Out of all of the above, the asthma is evidently what affects me most in terms of what I blog about and advocate for, because it wasn’t there fromt he get-go, and I’ve had to consciously adapt for it.  In the day-to-day, inhalers, spacers [AeroChambers] and peak flow meters clutter my bathroom [drives my mom crazy]. There’s pretty much a permanent inhaler bump from my Ventolin in my pocket, usually the right one [in case you cared to know].  Often, the other inhalers spread beyond being contained in the bathroom–I keep a Ventolin inhaler by my bed [because there is very little more annoying than having to wander around to find one on the rare occasions my asthma wakes me up at night . . . and not being able to find one is the worst!]–there is usually one in my backpack too, but that one seems to have been transplanted elsewhere [I really need to replace that one before lab starts and my classes move into the gym!]. If I go out for more than a few hours, the Atrovent usually tags along.

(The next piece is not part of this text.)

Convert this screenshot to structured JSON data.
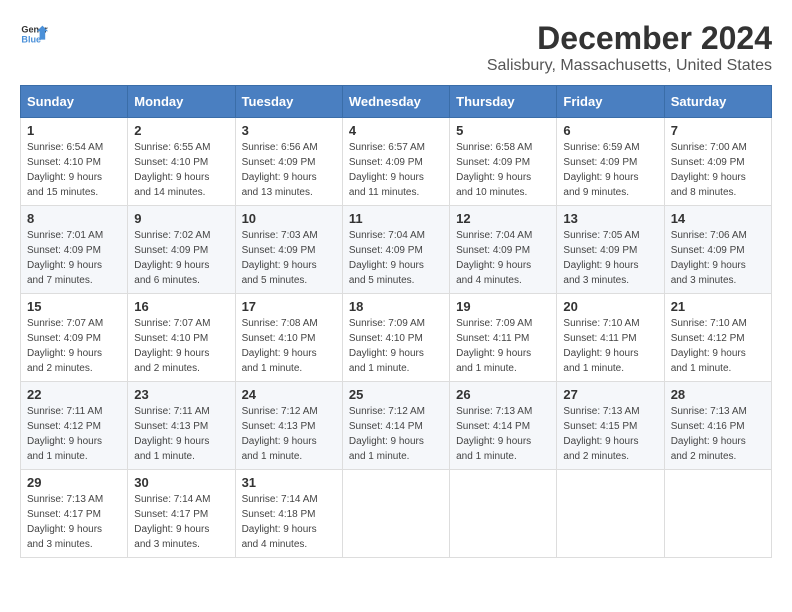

In exciting news . . . I am working at scheduling a trip to Pittsburgh in August to be a participant in a research study led by world-renowned pulmonologist Sally Wenzel called the Severe Asthma Research Program.  Though my asthma is tricky, it is not severe–I am wishing to join as a comparative participant and hoping to contribute so that 1) people don’t have to go through what I went through in trying to increase control over my asthma, 2) I can use my silly lungs for good and 3) HOPEFULLY learn some more about my own asthma!  More on that to come . . !

Back to the prematurity bit . . . it’s been one heck of a journey from the note in my NICU record stating “this baby is a sick baby”, to where I’m at now.  And even if it hasn’t been all positive, it definitely helps explain me, and helps me to see things differently . . . Who wants to be part of the norm, anyway?